As a writer and editor, I was in love. Obsessed. And over time I was surprised to find that my fantasy of the "alternative press" wasn't all delusional. The Chicago Manual of Style was happily chucked out the window whenever appropriate, powerful assholes were called assholes, and lame art was trumpeted as such. I saw some of the subtle and not-so-subtle ugliness that happens when advertisers and publishers try to influence content. But integrity ran remarkably high, and the editors and writers were left largely to their own devices.
They took those devices and ran with them pretty good. I believe City Pages produced some of the bangin'-est political commentary and arts writing penned in this country over the past ten years. Various journalism awards have testified as much, if you believe awards. In his recent "Artist of the Decade" essay for Rolling Stone, Greil Marcus quoted lines from City Pages' Kurt Cobain postmortem cover story, if you believe glossy magazines.

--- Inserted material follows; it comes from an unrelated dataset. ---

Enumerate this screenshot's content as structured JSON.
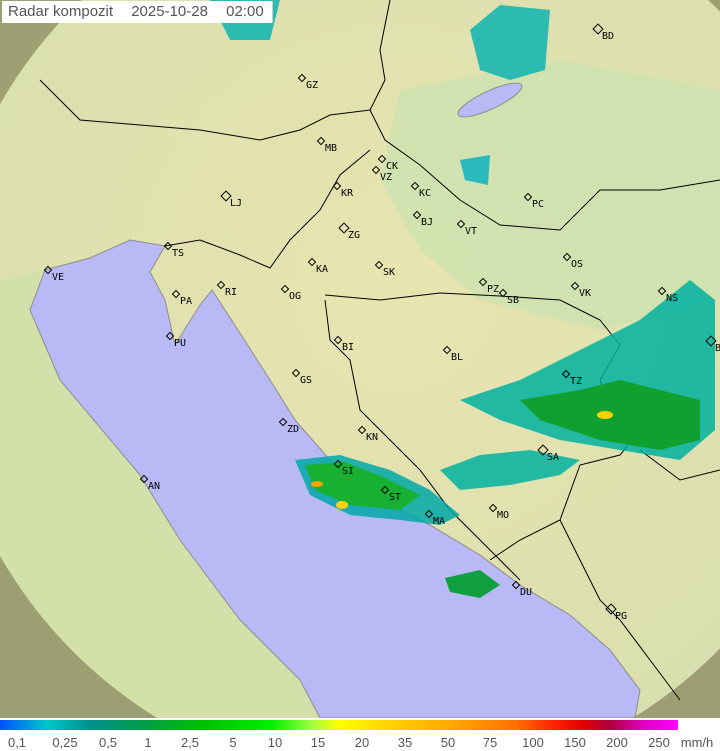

The editorial staff I worked with were world-class obsessives--among them Steve Perry, Jennifer Vogel, Monika Bauerlein, Britt Robson, Julie Caniglia, Rob Nelson, Michael Tortorello, Josie Rawson, Phil Anderson, Joe Hart, David Schimke, Beth Hawkins, and a busload of mad-talented contributors and interns. Maybe the era was golden; I'd be a poor judge. All I can say is I stayed four years and was sad to leave. As I watch daily newspapers, alt weeklies, and magazines reach what seems like a new nadir, getting dumber and duller by the day, and not expecting Internet salvation anytime soon, I trust the City Pages spirit of shared obsession will continue to produce writing that matters, that lives up to its brand name, that looks from the Twin Cities out to the world and back again, that locates a regional voice that's not parochial, that speaks truth to bullshit, and--when required--bullshits with the best of them.